Photo: Courtesy of Bernita Brooks
The Apache 8 crew pauses during another long day on the scene of a wildfire.
On the frontlines of the more than 500,000-acre Wallow Fire, amid the trees and smoke and the 4,000 yellow-clad figures fighting to save homes and lives, a handful of women stand out.
Their calm, quiet efficiency marks them as veterans of Apache 8, an all-female, all-Apache firefighting crew that battled the West’s worst blazes for over 30 years before going co-ed in 2005.
The women who served in the Apache 8 ranks—all of them members of the White Mountain Apache Tribe—earned a reputation for bravery and excellence.
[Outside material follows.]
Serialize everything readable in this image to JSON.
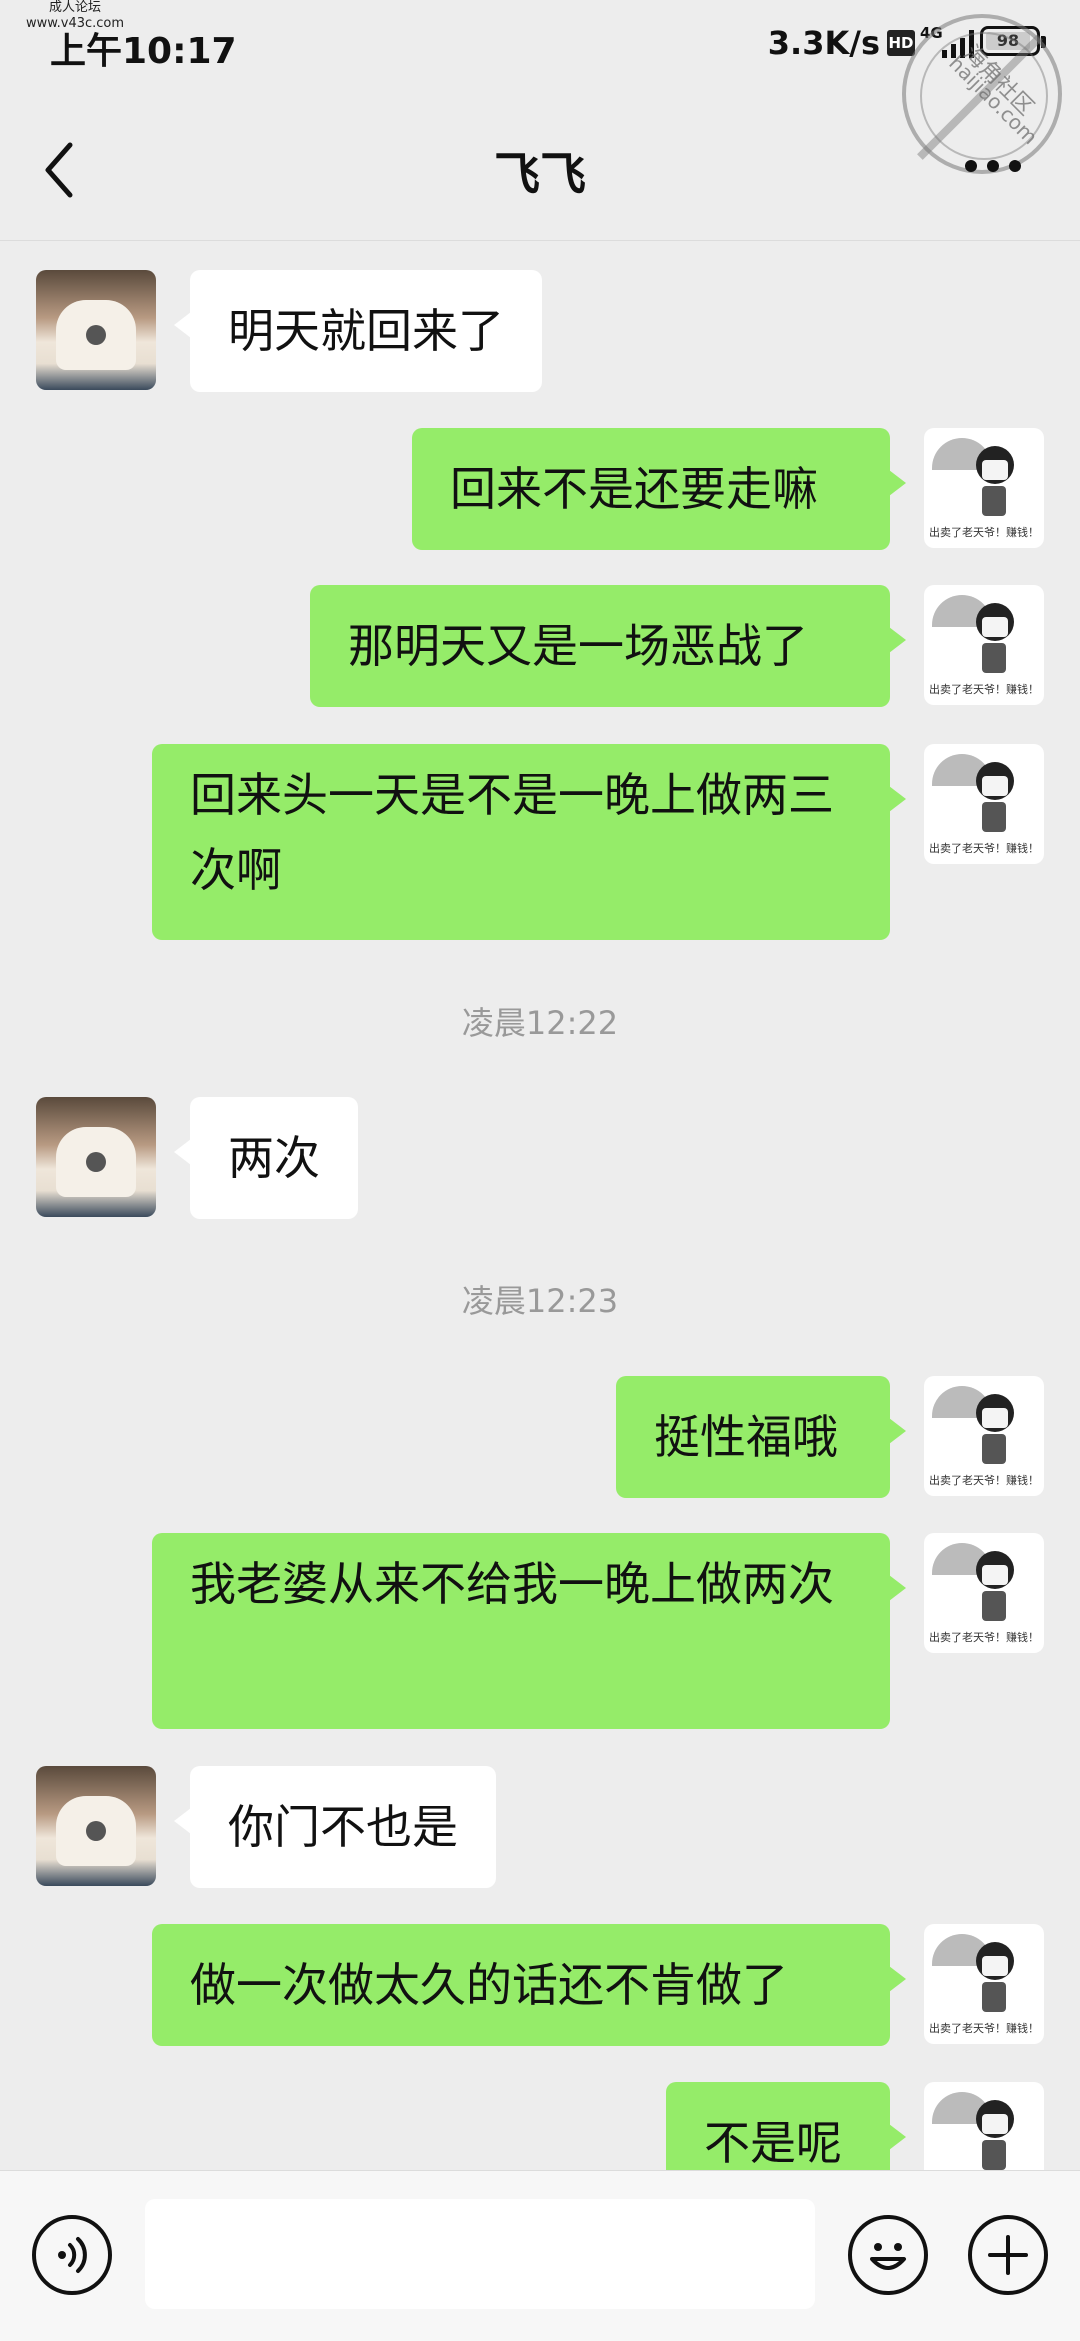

Their longtime crew boss, Cheryl Bones, was honored with selection as the sole woman model for the Wildland Firefighters Monument.
And, more recently, a documentary has taken their story far beyond the reservation’s borders.
"They can climb the highest mountain, carry the heaviest burden on their back and still put out the fire,” says Ronnie Lupe, chairman of the White Mountains Apache Tribe, in the film, which is titled Apache 8. “We are so proud of them."
Sande Zeig, the Tucson-based writer and filmmaker (and former Loft Cinema director) who directed and produced Apache 8, came across the elite crew by chance.
Photo: Gisela Telis
"I made this film so they could speak for themselves," says Tucson-based Apache 8 director Sande Zeig.
Zeig was walking through Phoenix Sky Harbor International Airport toward the shuttle when she passed a group of women in yellow shirts. Their intensity stopped Zeig in her tracks.
“The air was just vibrating around them,” Zeig recalls. “I asked who they were, and they said they were Apache firefighters. And ‘I want to make a film about you’ just came out of my mouth.”
Zeig secured permission from the tribal council—“They were very reticent about letting white people film on the reservation, understandably,” says Zeig—and spent more than a year watching the women thin forests and run prescribed burns, listening to their stories of loss and struggle, and even venturing with them into the wildfires they fight.
As Zeig spent more and more time with Apache 8, and as the women’s trust in her deepened, the film’s narrative began to take surprising turns.
Zeig found herself focusing on the lives of four crew members—Bones, Ericka Hinton, Katy Aday and Nita Quintero—who represent the multi-generational spectrum of Apache 8 women.
The film follows Bones as she copes with two profound blows: the death of her Apache Hotshot nephew in a controlled burn, and her daughter’s murder on the reservation. It explores Aday’s childhood with a Mormon family in California and her distinguished military career, Quintero’s coming of age and unique family, and Hinton’s remarkable drive to fight fires.
Hinton joined the Apache 8 crew for a 14-day stint when she was barely out of high school and in need of a job to provide for her family and her son. Those two weeks shaped the rest of her life.
Photo: Courtesy of David Hocs
Young Apache 8 veteran Ericka Hinton is the first woman to join the elite Apache Hotshots firefighting team.
“The ladies said, yes, fire fighting can be hard, but if you can handle it, you should keep going,” she says.
Hinton heeded their encouragement and, in 2009, became one of the first two women to join the ranks of the Apache Hotshots in their 27-year history.
She is currently with her Helitack crew in Whiteriver, providing Wallow Fire support and waiting to be called into firefighting duty should the fire spread into the Fort Apache Reservation.
Although she admits she was nervous about taking part in the Apache 8 documentary, Hinton says the experience was positive in the end.
“I consider Sande a friend and hope I don’t lose contact with her,” she says. “She’s a great person.”
Discovering Apache 8 and telling its story has been positive for Zeig as well. She lost her longtime partner shortly before the project began, and says it helped her heal after the loss.
“The Apache had a prayer with a medicine woman to bless us [the filmmakers] in bringing our presence onto the reservation, and I was touched by that,” says Zeig. “I felt happy up there, comfortable and peaceful.”
Now, as the film wends its way through the festival circuit and onto screens across the country, Zeig hopes to share the healing.
“As a filmmaker, you’re in a position to heal or stir up trouble,” she says. “I want this to be healing.”
But for the Apache 8 women now on the frontlines and for the lands and people they are protecting, healing is a thought for the future. The present is just about beating back the flames.
Quintero, who had served with Apache 8 since the 1980s and is now fighting the Wallow Fire, didn’t even have a moment to reflect on the blaze she’s battling into containment.
“I just don’t have the time, hon,” she said, and went back to the hard work at hand.